Worldviews In Crisis: Nature's Fatal & Formative Blows
Seminal events happen to each and everyone of us. In one way or another there are births and deaths--beginnings and endings, findings and losing, gains and losses--that forever alter the topography and trajectory of our lives. Someone is born into our lives. Someone leaves us unexpectedly (which forms the underlying emotional tone of my last published work, Buddha & Shakespeare: Eastern Dharma, Western Drama). In either case, whether through emergence or departure, our world is thrown into a state of crisis. And by crisis I mean that which is both upsetting as well as potentially transformational.

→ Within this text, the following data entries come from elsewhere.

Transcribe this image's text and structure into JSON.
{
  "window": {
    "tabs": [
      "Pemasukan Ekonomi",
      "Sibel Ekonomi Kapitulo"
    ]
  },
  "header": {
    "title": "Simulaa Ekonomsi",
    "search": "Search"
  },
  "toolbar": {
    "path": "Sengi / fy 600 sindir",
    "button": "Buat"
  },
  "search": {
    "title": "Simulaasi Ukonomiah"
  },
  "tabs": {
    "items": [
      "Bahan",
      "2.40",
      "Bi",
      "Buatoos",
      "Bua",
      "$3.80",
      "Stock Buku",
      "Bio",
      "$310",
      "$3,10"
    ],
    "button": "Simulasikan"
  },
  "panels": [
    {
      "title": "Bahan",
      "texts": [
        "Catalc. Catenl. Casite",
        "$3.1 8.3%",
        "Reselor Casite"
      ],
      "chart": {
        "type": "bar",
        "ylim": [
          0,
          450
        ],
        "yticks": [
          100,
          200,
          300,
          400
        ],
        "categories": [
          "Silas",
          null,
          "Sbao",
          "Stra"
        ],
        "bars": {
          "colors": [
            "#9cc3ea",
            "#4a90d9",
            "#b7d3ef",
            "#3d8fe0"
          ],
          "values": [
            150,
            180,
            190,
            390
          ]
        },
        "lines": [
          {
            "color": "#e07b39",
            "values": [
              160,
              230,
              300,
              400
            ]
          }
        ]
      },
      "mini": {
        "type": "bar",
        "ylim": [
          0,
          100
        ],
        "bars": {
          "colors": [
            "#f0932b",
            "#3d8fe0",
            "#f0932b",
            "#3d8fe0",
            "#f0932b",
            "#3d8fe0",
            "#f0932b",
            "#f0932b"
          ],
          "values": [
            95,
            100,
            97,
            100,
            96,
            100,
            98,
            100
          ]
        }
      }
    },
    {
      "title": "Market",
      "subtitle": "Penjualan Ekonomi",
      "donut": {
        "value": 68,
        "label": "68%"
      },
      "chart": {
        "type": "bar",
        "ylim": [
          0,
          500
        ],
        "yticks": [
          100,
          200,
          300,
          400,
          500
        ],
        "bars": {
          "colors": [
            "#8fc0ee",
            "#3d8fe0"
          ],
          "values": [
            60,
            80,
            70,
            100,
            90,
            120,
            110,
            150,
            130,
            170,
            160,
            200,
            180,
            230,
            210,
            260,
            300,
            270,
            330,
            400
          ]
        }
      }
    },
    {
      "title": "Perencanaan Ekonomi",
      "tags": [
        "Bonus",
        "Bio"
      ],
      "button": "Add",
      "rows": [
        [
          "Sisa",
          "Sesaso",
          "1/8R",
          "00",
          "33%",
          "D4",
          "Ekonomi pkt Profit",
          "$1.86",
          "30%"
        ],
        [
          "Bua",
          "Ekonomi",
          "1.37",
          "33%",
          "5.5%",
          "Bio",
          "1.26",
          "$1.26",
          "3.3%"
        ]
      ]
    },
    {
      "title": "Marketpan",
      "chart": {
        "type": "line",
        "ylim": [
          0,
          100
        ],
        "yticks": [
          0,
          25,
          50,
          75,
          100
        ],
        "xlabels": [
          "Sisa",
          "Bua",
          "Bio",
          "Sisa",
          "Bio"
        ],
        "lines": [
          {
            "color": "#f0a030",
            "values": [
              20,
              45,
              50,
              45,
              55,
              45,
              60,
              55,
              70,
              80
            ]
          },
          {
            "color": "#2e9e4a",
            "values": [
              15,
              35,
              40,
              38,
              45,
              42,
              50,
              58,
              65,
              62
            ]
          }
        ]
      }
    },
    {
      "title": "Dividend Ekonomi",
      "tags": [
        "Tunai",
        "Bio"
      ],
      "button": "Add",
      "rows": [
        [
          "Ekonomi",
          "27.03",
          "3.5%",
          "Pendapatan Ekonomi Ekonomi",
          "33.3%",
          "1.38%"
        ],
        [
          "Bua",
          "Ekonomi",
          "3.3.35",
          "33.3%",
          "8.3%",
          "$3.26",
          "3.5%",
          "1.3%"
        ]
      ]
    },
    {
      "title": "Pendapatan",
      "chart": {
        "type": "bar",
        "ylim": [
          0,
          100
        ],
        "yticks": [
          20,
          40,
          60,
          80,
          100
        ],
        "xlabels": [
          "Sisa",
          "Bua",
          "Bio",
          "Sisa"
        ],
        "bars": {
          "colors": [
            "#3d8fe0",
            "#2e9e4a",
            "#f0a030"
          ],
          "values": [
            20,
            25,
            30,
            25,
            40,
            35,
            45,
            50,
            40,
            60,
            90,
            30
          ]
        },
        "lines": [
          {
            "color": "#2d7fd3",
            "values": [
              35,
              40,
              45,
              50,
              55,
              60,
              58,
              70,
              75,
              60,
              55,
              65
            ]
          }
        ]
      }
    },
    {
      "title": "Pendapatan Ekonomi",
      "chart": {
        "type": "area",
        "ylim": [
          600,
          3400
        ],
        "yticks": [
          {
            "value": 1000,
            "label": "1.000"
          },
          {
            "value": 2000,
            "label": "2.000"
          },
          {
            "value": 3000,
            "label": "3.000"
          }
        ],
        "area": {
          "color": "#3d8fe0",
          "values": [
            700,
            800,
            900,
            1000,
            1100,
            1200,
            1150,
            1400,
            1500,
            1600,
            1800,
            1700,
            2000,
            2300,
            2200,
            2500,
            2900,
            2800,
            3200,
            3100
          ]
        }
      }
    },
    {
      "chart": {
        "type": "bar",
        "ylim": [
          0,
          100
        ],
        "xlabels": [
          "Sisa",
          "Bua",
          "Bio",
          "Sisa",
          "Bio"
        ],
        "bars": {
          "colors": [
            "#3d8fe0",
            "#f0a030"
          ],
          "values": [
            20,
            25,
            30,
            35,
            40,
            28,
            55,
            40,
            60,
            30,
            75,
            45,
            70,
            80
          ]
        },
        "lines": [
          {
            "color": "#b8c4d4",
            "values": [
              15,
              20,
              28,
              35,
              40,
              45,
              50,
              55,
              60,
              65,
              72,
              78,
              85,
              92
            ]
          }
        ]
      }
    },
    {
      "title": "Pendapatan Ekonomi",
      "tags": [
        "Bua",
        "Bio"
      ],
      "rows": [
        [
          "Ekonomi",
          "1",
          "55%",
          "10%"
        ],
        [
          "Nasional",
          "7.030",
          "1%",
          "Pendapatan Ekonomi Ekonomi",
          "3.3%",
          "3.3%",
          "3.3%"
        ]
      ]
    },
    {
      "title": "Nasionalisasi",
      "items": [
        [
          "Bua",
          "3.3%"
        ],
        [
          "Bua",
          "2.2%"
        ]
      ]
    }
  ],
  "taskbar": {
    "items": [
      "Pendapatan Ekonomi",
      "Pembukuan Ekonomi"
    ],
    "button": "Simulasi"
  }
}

To paraphrase the Buddha, 'Birth is crisis. Death is crisis. Sickness is crisis. All of this is crisis.' Or, to quote a lady that I happen to be a fan of, Victoria Lansford www.victorialansford.com 'The truth hurts... and sets you free.'
But why should the truth hurt in setting us free? Why should that which leads to freedom be so upsetting? Why should being stripped of our illusions be so painful? Is it because 'ignorance is truly bliss' and we adore our beloved ignorance? Isn't that why people can often be heard saying, 'I don't want to hear it?'
Perhaps it is because we are more the creatures of habit than we like to confess in all honesty. We grow comfortable in our little traps. Growth is painful. We have to 'let-go' of certain things in order to be capable of embracing others. And yet, while we are being asked to 'let-go,' by the seminal event in our lives--a crisis--we see nothing on the horizon to fill the space of what we are being asked to give up; which can quickly result in making our grapsing and clinging all the more tenacious. We may even feel like we have to 'hang on for dear life!'
The metaphors of death and sacrifice in terms of our being initiated into 'new ways of being' are not without considerable merit. Those metaphors exist--and have existed--for a reason. Psychologically speaking the death is real. I repeat, psychologically speaking the death and dying process is a literal one in terms of world-views, emotions, feelings, images, and self-conceptions. A crisis brought on bu birth and death literally forces us into a place of deep re-imagining. We become a father or a mother, a husband or a wife, a widow or a widower, and in doing so we have to re-imagine who we are. We have to die, in so many ways, to who we have become prior to this one event we cannot so easily dismiss or deny. And, in spite of all the sweet talk of 'transcend and include' ala Ken Wilber and Integral Spirituality, the process itself can be far more harrowing than what those cute little words would seem to indicate. There are parts of us--sub-personalities, if you will--that refuse to move on... that don't want to leave our psychological New Orleans. That don't want to evacuate. That don't want to change with the times. That resist the impetus that is the crisis: that is the painful, hopeful, challenging, difficult, enlightening, transformational, death-dealing and death-defying opportunity brought to bear upon our whole being via a seminal event.